Intermédiaire·3 min·28 avril 2026

Flo te vendait tes règles à Meta en secret

L'appli de suivi menstruel Flo a vendu tes données intimes à Meta : menstruations, ovulation, tentatives de grossesse.
Flo te vendait tes règles à Meta en secret

Pourquoi ça compte pour toi

13 millions d'utilisatrices ont découvert que leurs informations les plus sensibles (cycle, rapports sexuels, tentatives de concevoir) n'étaient pas privées mais monétisées. Ce n'était pas un hack : c'était du design intentionnel. En contexte post-Dobbs, cette affaire révèle un vide légal terrifiant — les applis de santé non-médicales échappent à la protection HIPAA, ce qui signifie que ton appli de suivi peut décider seule qui accède à tes données.

Ce qu'il faut retenir

  • 1.Flo a partagé données de cycle, ovulation et grossesse avec Meta, Google, Flurry sans transparence réelle — verdict en août 2025
  • 2.13 modifications de politique de confidentialité en 3 ans : aucune amélioration du consentement réel des utilisatrices
  • 3.Applis de santé non-médicales = zone grise légale : ni HIPAA ni simple appli. Les entreprises décident seules quoi vendre
  • 4.Le design centré sur les symptômes servait à cibler des publicités pour remèdes — pas un bug, une stratégie

## Ce qui s'est vraiment passé

Flo n'a pas été piratée. Une équipe d'environ 350 personnes a décidé, délibérément, d'intégrer un outil de collecte caché qui remontait menstruations, ovulation et tentatives de grossesse directement à Meta et Google. Même quand la politique de confidentialité promettait l'inverse. C'est ça qui rend l'affaire plus sombre qu'un simple bug : c'était une chaîne complète de décisions légales, techniques et commerciales.

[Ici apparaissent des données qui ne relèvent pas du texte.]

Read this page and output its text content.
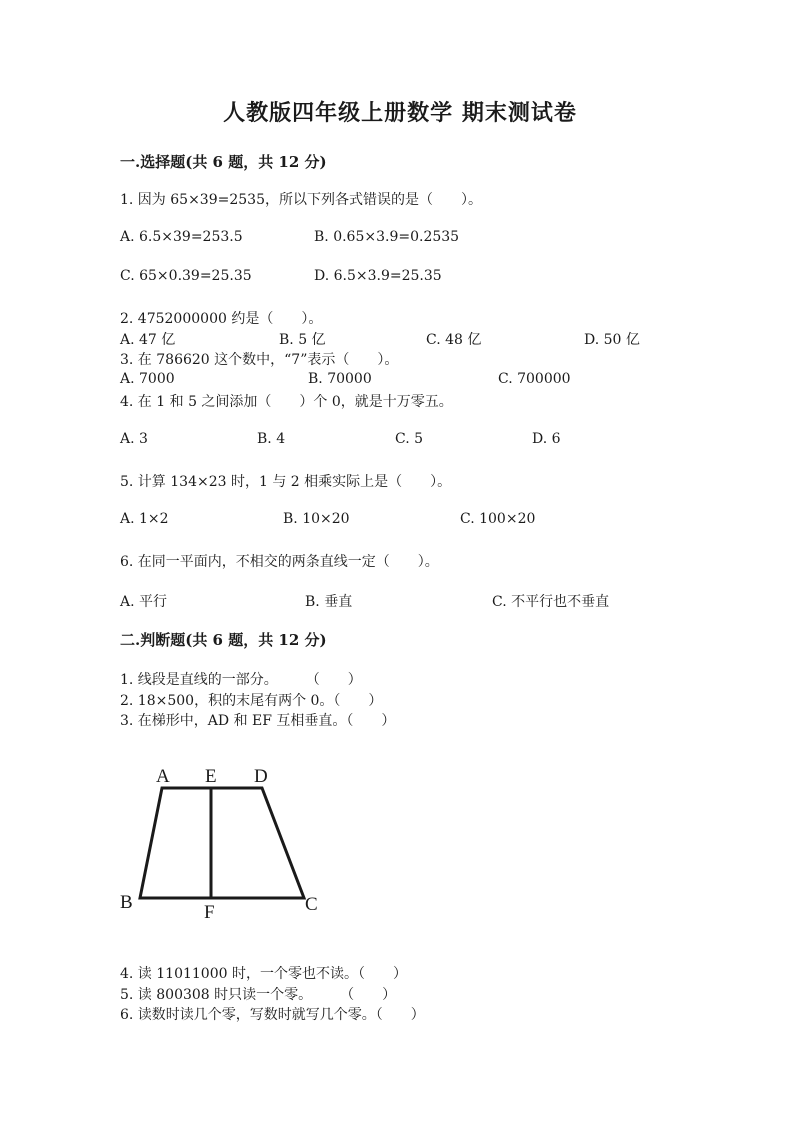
人教版四年级上册数学 期末测试卷
一.选择题(共 6 题，共 12 分)
1. 因为 65×39=2535，所以下列各式错误的是（　　）。
A. 6.5×39=253.5	B. 0.65×3.9=0.2535
C. 65×0.39=25.35	D. 6.5×3.9=25.35
2. 4752000000 约是（　　）。
A. 47 亿	B. 5 亿	C. 48 亿	D. 50 亿
3. 在 786620 这个数中，“7”表示（　　）。
A. 7000	B. 70000	C. 700000
4. 在 1 和 5 之间添加（　　）个 0，就是十万零五。
A. 3	B. 4	C. 5	D. 6
5. 计算 134×23 时，1 与 2 相乘实际上是（　　）。
A. 1×2	B. 10×20	C. 100×20
6. 在同一平面内，不相交的两条直线一定（　　）。
A. 平行	B. 垂直	C. 不平行也不垂直
二.判断题(共 6 题，共 12 分)
1. 线段是直线的一部分。　　　（　　）
2. 18×500，积的末尾有两个 0。（　　）
3. 在梯形中，AD 和 EF 互相垂直。（　　）
A E D
B	F	C
4. 读 11011000 时，一个零也不读。（　　）
5. 读 800308 时只读一个零。　　　（　　）
6. 读数时读几个零，写数时就写几个零。（　　）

Le procès Frasco v. Flo (août 2025) a jugé que Meta était responsable d'avoir collecté et exploité des données reproductives à des fins commerciales. Les autres tiers (Google, Flurry) ont réglé à l'amiable — ce qui signifie que leur implication reste partiellement confidentielle pendant que tes données à toi sont publiques.

## Pourquoi c'est un précédent juridique inquiétant

Le vrai problème : HIPAA protège les données de santé *médicales* (dossiers de médecins, diagnostics formels). Mais une appli qui te permet de suivre tes règles, tes symptômes, tes humeurs, et de recevoir des conseils automatisés sur ta santé ? Techniquement, ce n'est pas « médical » au sens légal. Donc aucune protection fédérale ne s'applique.

Résultat : c'est à la discrétion de l'appli de créer ses propres règles de consentement. Et si tu lis les conditions générales — comme Flo les a modifiées 13 fois en 3 ans — elles restent volontairement floues. Tu ne sais pas vraiment ce que tu acceptes.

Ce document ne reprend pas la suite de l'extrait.